Consider that a quarter of the country has dipped into savings in recent weeks, while 14 percent have borrowed money from friends or family, per Northwestern Mutual. It’s only a matter of time before large numbers of Americans stop filling the prescription medicines they need to stay healthy and active in a re-opened economy.
In times like these, helping the hardest-hit patients continue to take their medications ought to be a top national priority. Yet the Trump administration has done precisely the opposite. The new rule from the Centers for Medicare and Medicaid Services (CMS) would help insurance companies nullify the prescription drug coupons that make medicines affordable for millions of Americans.
In many health plans, patients are expected to pay for their own drugs up to a certain limit, known as a deductible, after which they are responsible for a smaller copay. The patient remains on the hook for those copays until he or she reaches the federally mandated out-of-pocket limit, which in 2020 was $16,300 for families.
To help defray some of those out-of-pocket costs, drug firms usually offer generous coupons on brand-name medications.
For cash-strapped patients, these discounts can be life-changing. About a fifth of commercially insured patients use coupons to lower their pharmacy costs. By one estimate, these manufacturer coupons cut out-of-pocket drug spending by $13 billion in 2018. Just as important, drug coupons have been shown to increase adherence for everything from cholesterol medication to anti-inflammatory drugs.
Of course, these coupons only benefit patients if they count toward the out-of-pocket limit. Otherwise, patients would still be on the hook for huge pharmacy bills.
Unfortunately, the new CMS rule allows insurers to stop counting coupons towards the out-of-pocket cap. That means insurance giants will extract more money out of struggling Americans’ pockets.
Officials in states like Virginia, West Virginia, Illinois and Arizona have already banned this practice to protect patients.
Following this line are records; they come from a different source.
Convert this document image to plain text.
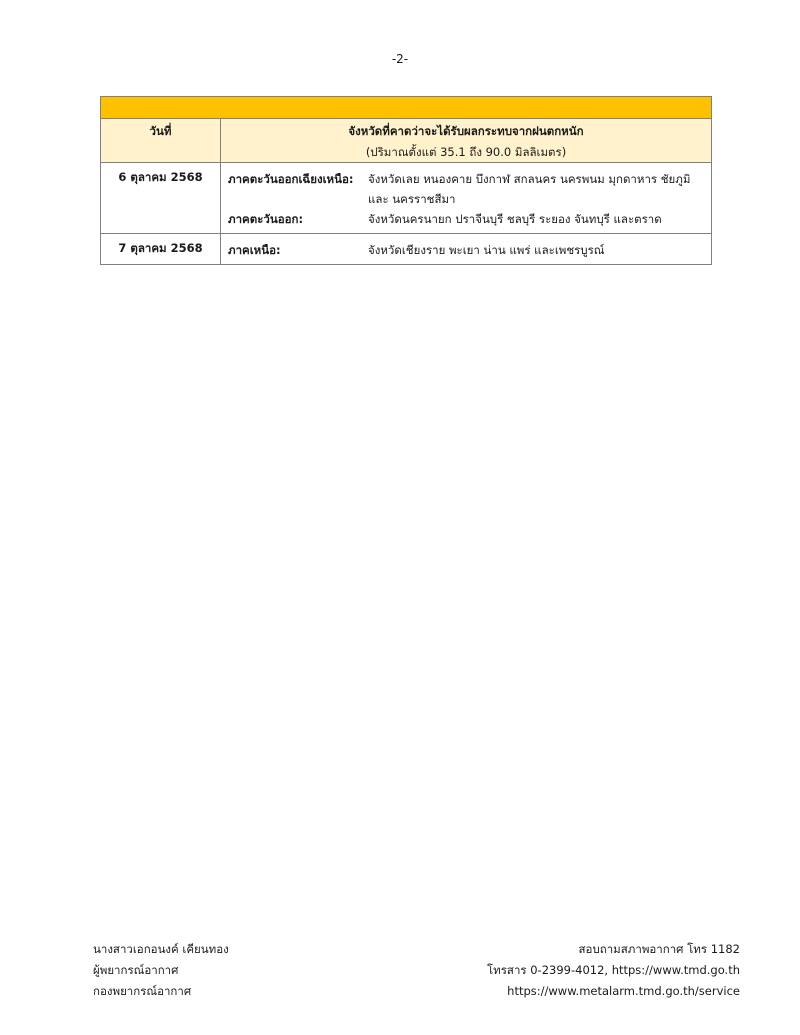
-2-

วันที่	จังหวัดที่คาดว่าจะได้รับผลกระทบจากฝนตกหนัก
(ปริมาณตั้งแต่ 35.1 ถึง 90.0 มิลลิเมตร)

6 ตุลาคม 2568	ภาคตะวันออกเฉียงเหนือ: จังหวัดเลย หนองคาย บึงกาฬ สกลนคร นครพนม มุกดาหาร ชัยภูมิ และ นครราชสีมา
ภาคตะวันออก: จังหวัดนครนายก ปราจีนบุรี ชลบุรี ระยอง จันทบุรี และตราด

7 ตุลาคม 2568	ภาคเหนือ: จังหวัดเชียงราย พะเยา น่าน แพร่ และเพชรบูรณ์
นางสาวเอกอนงค์ เคียนทอง
ผู้พยากรณ์อากาศ
กองพยากรณ์อากาศ
สอบถามสภาพอากาศ โทร 1182
โทรสาร 0-2399-4012, https://www.tmd.go.th
https://www.metalarm.tmd.go.th/service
But unless other states follow suit — or unless Congress intervenes and passes legislation nullifying the rule — millions of Americans could face higher pharmacy bills while they’re still battling the worst financial crisis since the Great Depression.
Barring such an intervention, America could soon face a national pandemic of non-adherence that puts millions of lives at risk. Unlike COVID-19, this new public health emergency won’t be caused by a wily virus, but by the callousness of Washington policymakers.
• Peter J. Pitts, a former FDA associate commissioner, is president of the Center for Medicine in the Public Interest.